So said Yitzak Rabin in 1993 when trying to frame a peace with PLO leader Yasser Arafat. After the horrific deaths of twenty first graders and six of the teachers who bravely defended their students, there isn’t a better principal on which to found a discussion of solutions to the gun violence that uniquely plagues our country.
I don’t have any big solutions. I wish I did. But President Obama was right to say we can no longer sit by and do nothing. The place to begin is with an honest discussion, all stakeholders represented, all stakeholders heard out, and all stakeholders listening with open hearts and minds.
A lot has been said in the media about what could or should or can’t or must not be done, and I suspect I’m not the only person who, listening to all the comment, feels overwhelmed. But we must not be discouraged, we must not do nothing. We must think and listen and then speak, to each other and to our elected representatives.

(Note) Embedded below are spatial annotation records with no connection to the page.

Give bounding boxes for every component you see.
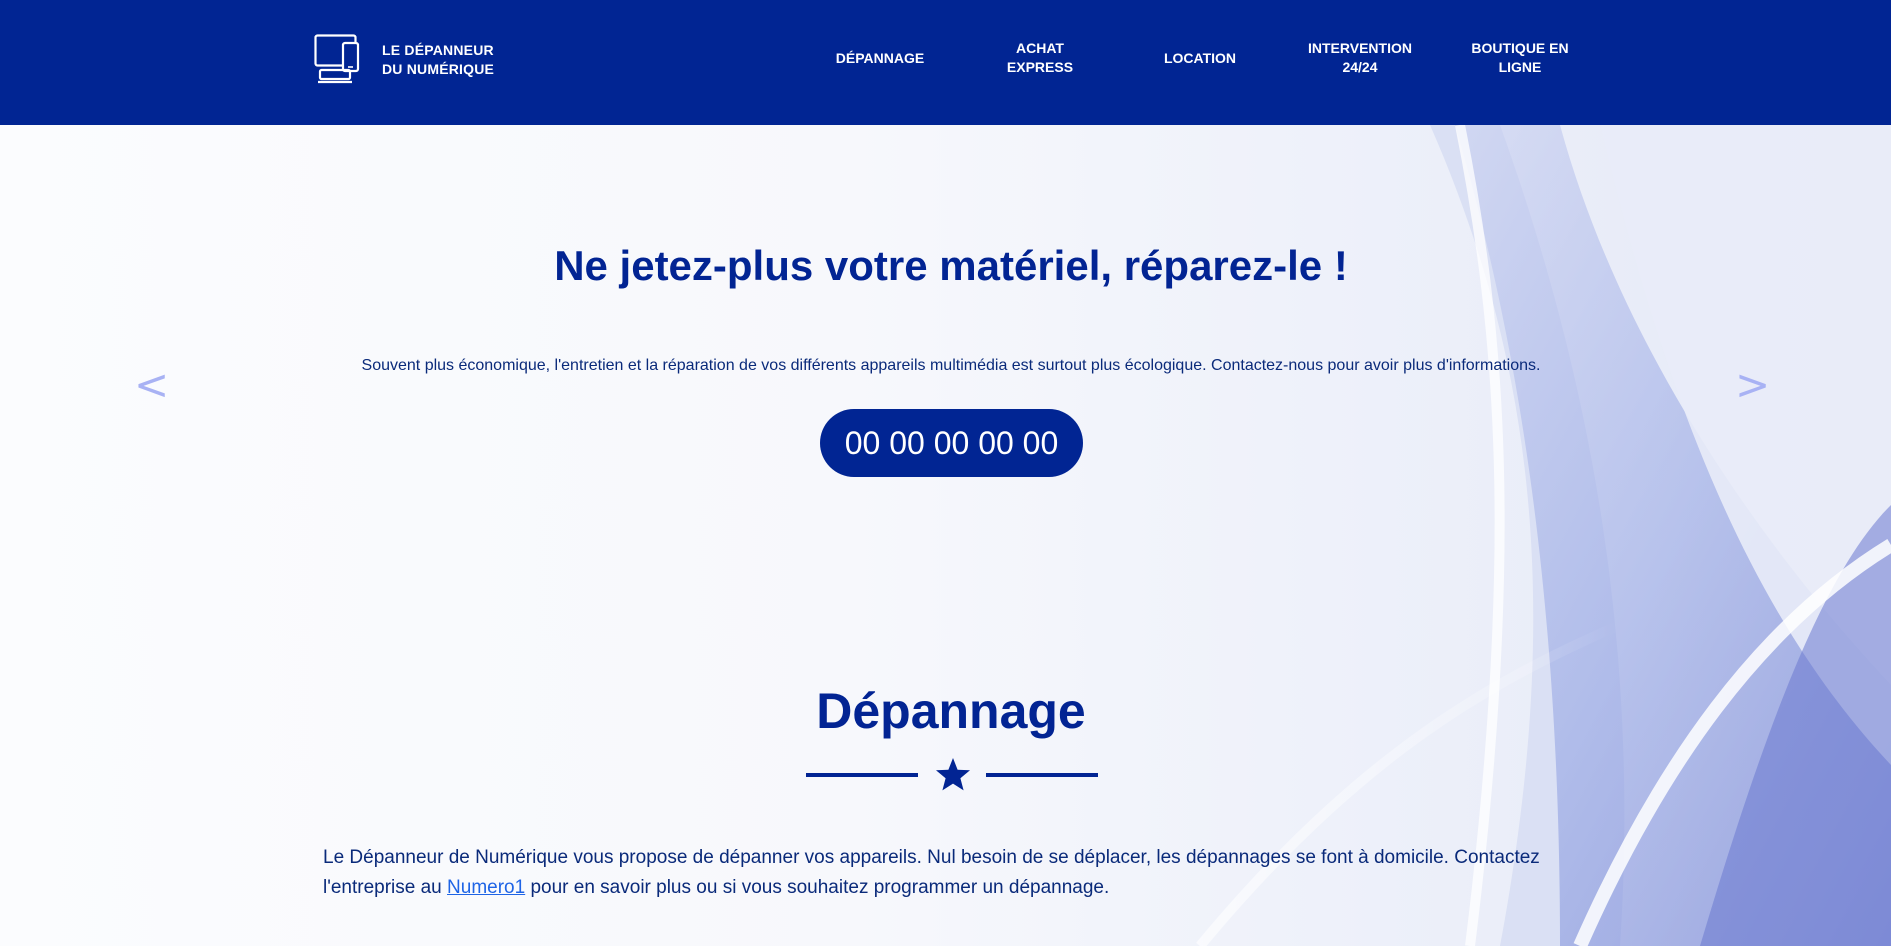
nav-item-location[interactable]: LOCATION bbox=[1146, 38, 1254, 78]
phone-number-link[interactable]: Numero1 bbox=[447, 877, 525, 898]
hero-subtitle: Souvent plus économique, l'entretien et … bbox=[361, 357, 1541, 374]
nav-item-boutique[interactable]: BOUTIQUE EN LIGNE bbox=[1460, 38, 1580, 78]
site-header: LE DÉPANNEUR DU NUMÉRIQUE DÉPANNAGE ACHA… bbox=[0, 0, 1891, 125]
star-icon bbox=[936, 758, 970, 791]
nav-item-intervention[interactable]: INTERVENTION 24/24 bbox=[1298, 38, 1422, 78]
divider-line-left bbox=[806, 773, 918, 777]
main-nav: DÉPANNAGE ACHAT EXPRESS LOCATION INTERVE… bbox=[0, 38, 1891, 78]
nav-item-depannage[interactable]: DÉPANNAGE bbox=[826, 38, 934, 78]
title-divider bbox=[806, 756, 1098, 794]
phone-button[interactable]: 00 00 00 00 00 bbox=[820, 409, 1083, 477]
section-body-text-end: pour en savoir plus ou si vous souhaitez… bbox=[525, 877, 1110, 898]
nav-item-achat-express[interactable]: ACHAT EXPRESS bbox=[984, 38, 1096, 78]
hero-title: Ne jetez-plus votre matériel, réparez-le… bbox=[554, 242, 1348, 289]
section-body: Le Dépanneur de Numérique vous propose d… bbox=[323, 843, 1583, 903]
divider-line-right bbox=[986, 773, 1098, 777]
section-title: Dépannage bbox=[816, 683, 1086, 739]
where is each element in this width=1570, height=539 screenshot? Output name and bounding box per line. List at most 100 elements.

No matter what we do as a nation, there will always be murders, and some of them will be mass murders. But rejecting any but a perfect solution leaves us where we are now: at the mercy of an escalating madness. There are those who say there’s no point in doing anything because the bad guys will always be able to get guns. Perhaps. But we, as a nation, can make it more difficult to get them, and at least prevent some deaths.
There are those who say it’s impossible to anticipate what crazy people may do, impossible to discover a crazy person before his plotting turns into action, so don’t bother to do anything. Maybe, but we can, as a nation, do a much better job on mental health care if we have the will to make that a priority. And we must make that a priority. That, too, might make some difference.
We already have certain gun control measures in place. We have a law that requires dealers at sporting goods stores, Walmart, etc. to do a background check before selling a firearm to anyone. But at gun shows or on the internet no checks are required. Where’s the logic in that? The technology exists to make background checks on all purchasers possible. If we need background checks for a gun purchase at Walmart (and I think we do) then we need them for every gun purchase. We can do that.
Why can’t the average citizen get a machine gun or a bazooka or a howitzer? In the wrong hands, such hardware could produce terrible mayhem. The mayhem wreaked on Newtown, Connecticut’s children was as terrible as it was because the shooter had a rifle based very closely on the Army’s M-16. It isn’t fully automatic, but it is capable of firing one round per second and comes with clips that can hold thirty bullets. It was designed to do maximum soft-tissue damage, to kill people as quickly and efficiently as possible. That makes sense for a weapon of war, but has no place in civilian life. Was the slaughter of twenty little boys and girls not terrible enough to inspire a resumption of the assault weapon ban? Was the slaughter not terrible enough to inspire a ban on magazines that hold no more than six bullets? No more than ten?
Can’t we come together, right and left, liberal and conservative, manufacturer and consumer and take action that may at least prevent some of the carnage? Columbine, Virginia Tech, Tucson, Aurora, Sandy Hook Elementary. Haven’t we had enough of blood and tears?